As I didn’t have a huge budget, I decided to spend as much of it as I could on a new mattress, and as little as I could on a bed. As I didn’t want to buy a cheap flatpack bed, I made the decision to build my own. In Brighton, where I live, we have the amazing Wood Recycling Project, which is where I went to buy all the timber I needed for the bed. I try to be mindful of resources, so this charity that collects unwanted, but perfectly reusable wood from building sites etc, felt like the right place to source the timber from, rather than buying new. I turned up with a little sketch-cum-building plan and they were very helpful. Not only did I get some advise on my building plan, they also showed me around the timber yard and explained which types of timber would be good to use. To keep the costs down even more, I decided to buy everything unsanded:


Here it is, waiting in the kitchen as I was taking it through to the patio. You can see the sander lying on the floor. A piece of equipment I got very familiar with over my DIY weekend! But my first job was to remove nails. I had bought two joists and they are notoriously full of them:


Removing the nails didn’t take me that long, but the sanding did. I spent around 7 hours in total sanding down all the pieces of timber – there’s always a price to pay.


Nearly done! On the left are the two pieces of wood that I used to make the ‘feet’ of the bed. They are placed at the head end and the foot end, to support the two joists, which you can see on the right. I then made a platform from planks (which you can see in the middle in the picture above):


Voila! A platform bed. Perhaps more Fred Flintstone than Louis XIV in style, and definitely no Shamanic Bed for Creatives – it’s purely functional; nonetheless I’m immensely proud of it. Although I make a lot of my own things, they are usually from a very different, and perhaps more delicate, realm. Making my own bed felt very liberating, and has left me feeling enabled.
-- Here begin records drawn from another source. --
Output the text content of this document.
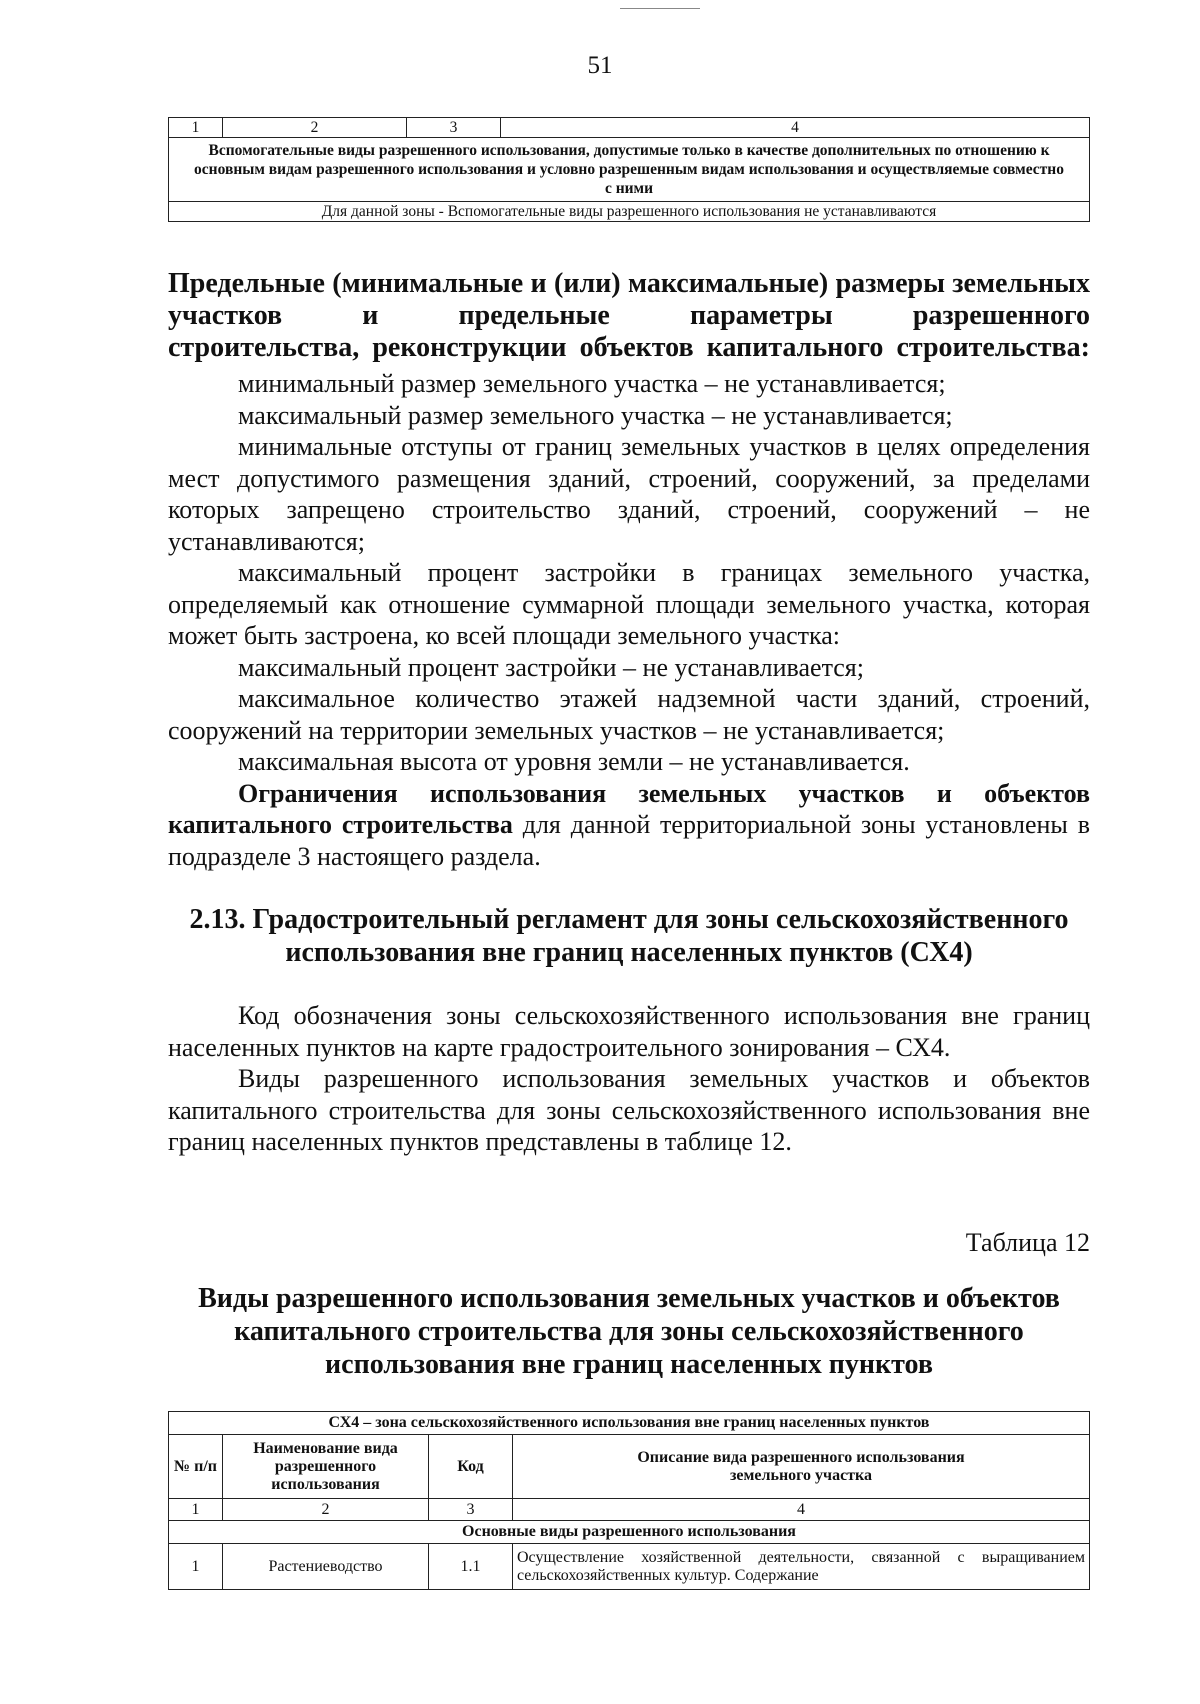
51
1	2	3	4
Вспомогательные виды разрешенного использования, допустимые только в качестве дополнительных по отношению к основным видам разрешенного использования и условно разрешенным видам использования и осуществляемые совместно с ними
Для данной зоны - Вспомогательные виды разрешенного использования не устанавливаются

Предельные (минимальные и (или) максимальные) размеры земельных участков и предельные параметры разрешенного

строительства, реконструкции объектов капитального строительства:

минимальный размер земельного участка – не устанавливается;

максимальный размер земельного участка – не устанавливается;

минимальные отступы от границ земельных участков в целях определения мест допустимого размещения зданий, строений, сооружений, за пределами которых запрещено строительство зданий, строений, сооружений – не устанавливаются;

максимальный процент застройки в границах земельного участка, определяемый как отношение суммарной площади земельного участка, которая может быть застроена, ко всей площади земельного участка:

максимальный процент застройки – не устанавливается;

максимальное количество этажей надземной части зданий, строений, сооружений на территории земельных участков – не устанавливается;

максимальная высота от уровня земли – не устанавливается.

Ограничения использования земельных участков и объектов капитального строительства для данной территориальной зоны установлены в подразделе 3 настоящего раздела.

2.13. Градостроительный регламент для зоны сельскохозяйственного
использования вне границ населенных пунктов (СХ4)

Код обозначения зоны сельскохозяйственного использования вне границ населенных пунктов на карте градостроительного зонирования – СХ4.

Виды разрешенного использования земельных участков и объектов капитального строительства для зоны сельскохозяйственного использования вне границ населенных пунктов представлены в таблице 12.

Таблица 12
Виды разрешенного использования земельных участков и объектов
капитального строительства для зоны сельскохозяйственного
использования вне границ населенных пунктов
СХ4 – зона сельскохозяйственного использования вне границ населенных пунктов			
№ п/п	Наименование вида разрешенного использования	Код	Описание вида разрешенного использования земельного участка
1	2	3	4
Основные виды разрешенного использования			
1	Растениеводство	1.1	Осуществление хозяйственной деятельности, связанной с выращиванием сельскохозяйственных культур. Содержание
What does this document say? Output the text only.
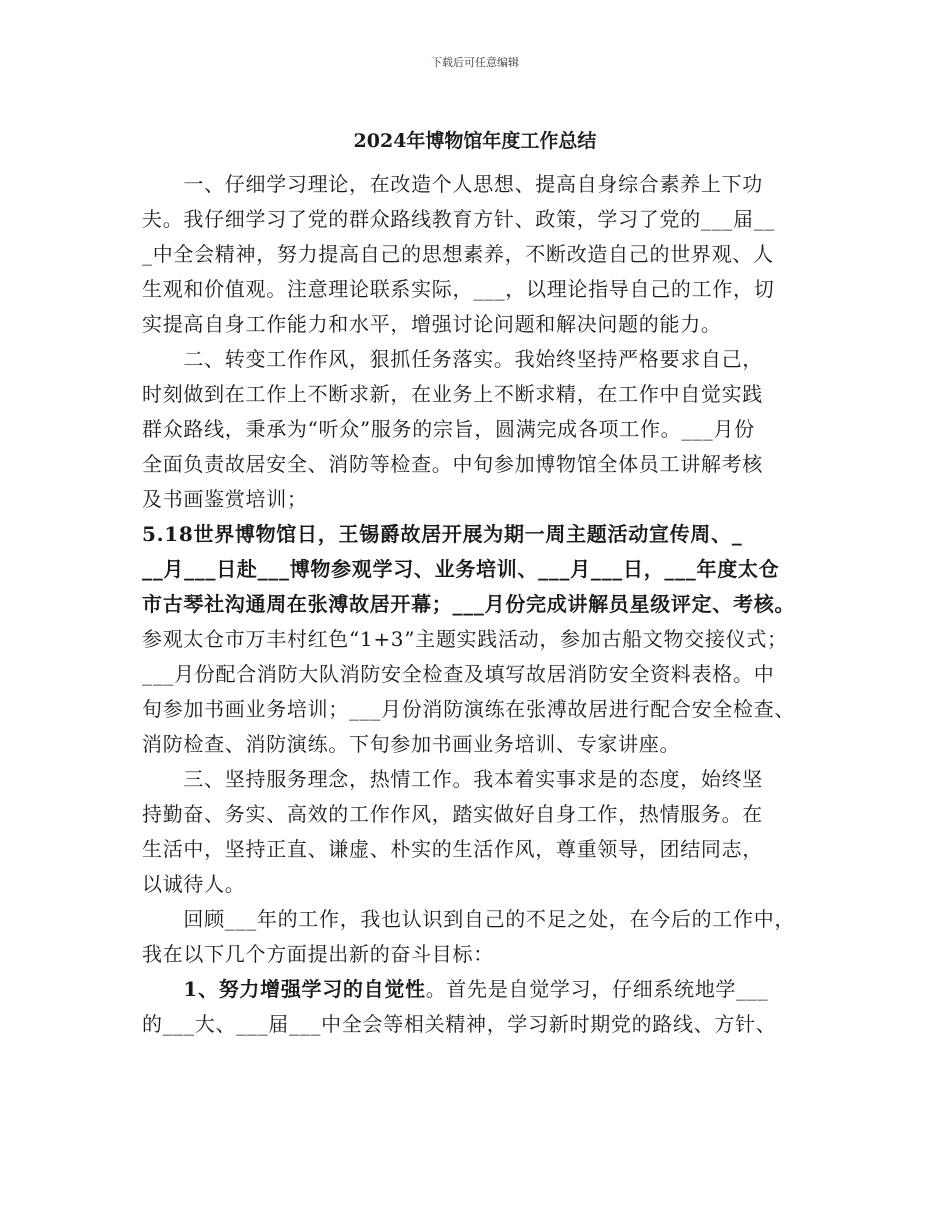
下载后可任意编辑
2024年博物馆年度工作总结
　　一、仔细学习理论，在改造个人思想、提高自身综合素养上下功
夫。我仔细学习了党的群众路线教育方针、政策，学习了党的___届__
_中全会精神，努力提高自己的思想素养，不断改造自己的世界观、人
生观和价值观。注意理论联系实际，___，以理论指导自己的工作，切
实提高自身工作能力和水平，增强讨论问题和解决问题的能力。
　　二、转变工作作风，狠抓任务落实。我始终坚持严格要求自己，
时刻做到在工作上不断求新，在业务上不断求精，在工作中自觉实践
群众路线，秉承为“听众”服务的宗旨，圆满完成各项工作。___月份
全面负责故居安全、消防等检查。中旬参加博物馆全体员工讲解考核
及书画鉴赏培训；
5.18世界博物馆日，王锡爵故居开展为期一周主题活动宣传周、_
__月___日赴___博物参观学习、业务培训、___月___日，___年度太仓
市古琴社沟通周在张溥故居开幕；___月份完成讲解员星级评定、考核。
参观太仓市万丰村红色“1+3”主题实践活动，参加古船文物交接仪式；
___月份配合消防大队消防安全检查及填写故居消防安全资料表格。中
旬参加书画业务培训；___月份消防演练在张溥故居进行配合安全检查、
消防检查、消防演练。下旬参加书画业务培训、专家讲座。
　　三、坚持服务理念，热情工作。我本着实事求是的态度，始终坚
持勤奋、务实、高效的工作作风，踏实做好自身工作，热情服务。在
生活中，坚持正直、谦虚、朴实的生活作风，尊重领导，团结同志，
以诚待人。
　　回顾___年的工作，我也认识到自己的不足之处，在今后的工作中，
我在以下几个方面提出新的奋斗目标：
　　1、努力增强学习的自觉性。首先是自觉学习，仔细系统地学___
的___大、___届___中全会等相关精神，学习新时期党的路线、方针、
Although I will not pretend my bed is even close on a parr with Rachael’s Shamanic Bed, making my own bed has made me understand better how she just Makes. She doesn’t feel one craft is better, or has more value than another, and indeed she indiscriminately joins, hand-knits, crochets, machine-knits, carves and darns until she has made what she wants to make. What I wanted to make was a comfortable bed, and I think my parting picture shows I was successful in doing just that:


Sweet dreams Anthony!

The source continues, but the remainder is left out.